El insecto en cuestión es un escarabajo al que se denomina descortezador y que mide más o menos lo que un grano de arroz. Este pequeño coleóptero ha arrasado una quinta parte de los bosques del oeste de Estados Unidos. Los científicos atribuyen este fenómeno al cambio climático, así que, finalmente, quizá sí tengamos que echar la culpa a la raza humana. El habitual color verde de las laderas montañosas que discurren desde Nuevo México, en Estados Unidos, hasta Alberta, en Canadá, tras el paso de esta plaga, desprenden un color entre rojizo y marrón. Dos de los más importantes parques nacionales naturales estadounidenses peligran: el de Yellowstone y el de las Montañas Rocosas.

Expertos de diferentes disciplinas trabajan para erradicar la plaga: entomólogos, agentes forestales y gestores de bosques intentar frenar la que ellos mismos consideran la mayor masacre de árboles conocida en la historia de América del Norte. Y no es que el escarabajo descortezador sea una especie invasora. Lo que ha ocurrido es que la sequía que se ha experimentado en la última década y la subida de las temperaturas han provocado una expansión del insecto sin precedentes.

El comportamiento de este escarabajo es el siguiente: encuentra un pino robusto y sano, de entre ochenta y cien años y de unos diecisiete centímetros de diámetro, y se instala en él, alimentándose de los nutrientes que le proporciona el árbol e infestando de larvas su corteza. Pasado el invierno, las larvas eclosionan y emulan a su progenitor, alimentándose del pino. Como media, el escarabajo descortezador tarda dos años en “desgastar” un pino. El problema es que tienen que pasar setenta años para que otro pino llegue a ese tamaño.

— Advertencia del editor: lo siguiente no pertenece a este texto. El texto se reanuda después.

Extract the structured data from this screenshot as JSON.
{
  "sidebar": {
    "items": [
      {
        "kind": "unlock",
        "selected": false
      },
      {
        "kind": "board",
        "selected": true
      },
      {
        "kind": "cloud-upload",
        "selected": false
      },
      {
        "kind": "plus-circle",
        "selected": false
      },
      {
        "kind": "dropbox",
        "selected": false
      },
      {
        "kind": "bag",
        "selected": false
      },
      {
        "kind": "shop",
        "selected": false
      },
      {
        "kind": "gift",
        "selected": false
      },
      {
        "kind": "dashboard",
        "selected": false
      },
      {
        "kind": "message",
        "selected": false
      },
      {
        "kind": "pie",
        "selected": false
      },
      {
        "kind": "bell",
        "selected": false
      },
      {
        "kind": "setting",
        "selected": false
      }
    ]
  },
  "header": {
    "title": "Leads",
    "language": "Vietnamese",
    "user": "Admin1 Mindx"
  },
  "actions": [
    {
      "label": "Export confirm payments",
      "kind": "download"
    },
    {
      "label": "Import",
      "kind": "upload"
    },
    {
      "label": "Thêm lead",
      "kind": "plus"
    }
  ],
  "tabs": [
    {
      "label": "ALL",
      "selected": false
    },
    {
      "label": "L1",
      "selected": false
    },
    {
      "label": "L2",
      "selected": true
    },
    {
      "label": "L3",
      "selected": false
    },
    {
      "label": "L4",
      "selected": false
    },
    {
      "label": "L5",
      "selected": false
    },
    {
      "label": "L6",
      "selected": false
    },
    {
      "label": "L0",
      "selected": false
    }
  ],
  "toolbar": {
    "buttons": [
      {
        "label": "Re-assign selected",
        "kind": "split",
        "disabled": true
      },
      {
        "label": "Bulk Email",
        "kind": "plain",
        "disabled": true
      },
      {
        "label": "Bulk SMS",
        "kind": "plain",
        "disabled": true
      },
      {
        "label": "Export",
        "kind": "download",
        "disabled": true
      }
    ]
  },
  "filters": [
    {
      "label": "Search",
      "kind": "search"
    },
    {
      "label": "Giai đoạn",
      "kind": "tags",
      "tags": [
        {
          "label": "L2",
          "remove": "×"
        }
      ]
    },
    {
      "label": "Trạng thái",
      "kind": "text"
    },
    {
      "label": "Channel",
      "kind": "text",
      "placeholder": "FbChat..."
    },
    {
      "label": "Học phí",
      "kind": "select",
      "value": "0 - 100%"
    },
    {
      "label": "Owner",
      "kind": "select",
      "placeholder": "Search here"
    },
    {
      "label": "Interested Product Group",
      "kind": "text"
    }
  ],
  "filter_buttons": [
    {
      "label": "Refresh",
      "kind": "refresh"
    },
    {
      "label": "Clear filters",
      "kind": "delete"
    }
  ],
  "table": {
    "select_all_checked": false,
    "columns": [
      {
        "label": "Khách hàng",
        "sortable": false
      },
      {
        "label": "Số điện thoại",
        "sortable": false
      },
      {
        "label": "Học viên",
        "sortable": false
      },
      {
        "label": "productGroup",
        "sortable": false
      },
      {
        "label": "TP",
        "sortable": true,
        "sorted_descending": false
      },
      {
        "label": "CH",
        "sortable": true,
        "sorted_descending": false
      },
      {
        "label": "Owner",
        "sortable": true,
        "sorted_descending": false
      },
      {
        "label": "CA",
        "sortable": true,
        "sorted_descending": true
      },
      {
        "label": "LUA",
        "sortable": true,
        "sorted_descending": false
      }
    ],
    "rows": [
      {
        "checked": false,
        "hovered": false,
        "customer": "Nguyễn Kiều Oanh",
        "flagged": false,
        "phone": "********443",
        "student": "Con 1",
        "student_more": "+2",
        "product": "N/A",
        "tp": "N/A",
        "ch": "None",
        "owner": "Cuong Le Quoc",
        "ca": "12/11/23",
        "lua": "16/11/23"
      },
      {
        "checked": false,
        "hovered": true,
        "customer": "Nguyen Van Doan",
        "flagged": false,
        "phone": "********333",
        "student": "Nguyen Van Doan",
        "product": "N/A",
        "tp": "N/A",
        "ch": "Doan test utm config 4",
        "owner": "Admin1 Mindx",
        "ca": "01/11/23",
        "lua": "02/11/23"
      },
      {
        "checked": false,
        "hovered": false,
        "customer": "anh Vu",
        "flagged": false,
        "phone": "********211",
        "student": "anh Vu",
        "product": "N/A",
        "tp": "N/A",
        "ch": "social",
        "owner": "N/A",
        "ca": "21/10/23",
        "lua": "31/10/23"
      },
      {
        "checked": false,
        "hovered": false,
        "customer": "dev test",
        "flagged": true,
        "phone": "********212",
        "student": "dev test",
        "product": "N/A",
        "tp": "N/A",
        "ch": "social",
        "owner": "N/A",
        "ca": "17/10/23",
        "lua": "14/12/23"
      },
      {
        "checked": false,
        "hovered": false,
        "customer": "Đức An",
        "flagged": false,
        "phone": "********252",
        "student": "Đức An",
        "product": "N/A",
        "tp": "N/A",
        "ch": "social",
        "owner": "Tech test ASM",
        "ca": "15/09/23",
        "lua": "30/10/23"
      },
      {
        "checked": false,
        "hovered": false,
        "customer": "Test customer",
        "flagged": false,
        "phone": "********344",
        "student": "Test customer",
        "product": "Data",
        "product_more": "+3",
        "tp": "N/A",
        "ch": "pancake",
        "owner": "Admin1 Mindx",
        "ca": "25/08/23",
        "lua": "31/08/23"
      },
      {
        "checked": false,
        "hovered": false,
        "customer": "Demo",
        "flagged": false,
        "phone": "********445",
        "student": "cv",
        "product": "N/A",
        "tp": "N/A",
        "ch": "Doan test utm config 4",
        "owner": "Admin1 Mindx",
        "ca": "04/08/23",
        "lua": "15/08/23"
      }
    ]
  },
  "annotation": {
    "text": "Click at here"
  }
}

Hace años, se llegaba a temperaturas de más de 20 grados centígrados bajo cero, un frío helador que destruía cada año a la mayoría de los escarabajos descortezadores. En la última década, temperaturas tan extremas no son tan habituales y el insecto sobrevive a lo más crudo del crudo invierno. Hay que sumar que los pinos son más débiles por la escasez de agua. En algunas zonas, la mortalidad de los pinos ha llegado al 95%.

El pino intenta defenderse del ataque y su corteza supura gran cantidad de resina. Ésta es la causa de que los árboles enfermos tengan un extraño aspecto que parece como si se estuvieran derritiendo.

Pero las fatales consecuencias no terminan con la muerte de los árboles. En las zonas atacadas es mucho más fácil que se produzcan incendios y, además, el suelo se erosiona con rapidez. En algunos bosques, como el de Yellowstone, el desastre puede afectar a las amenazadas poblaciones del oso pardo y del salmón. Por si todo lo anterior fuera poco, desaparecen grandes sumideros de dióxido de carbono que se convierten en emisores, lo que contribuye a que continúe el cambio climático.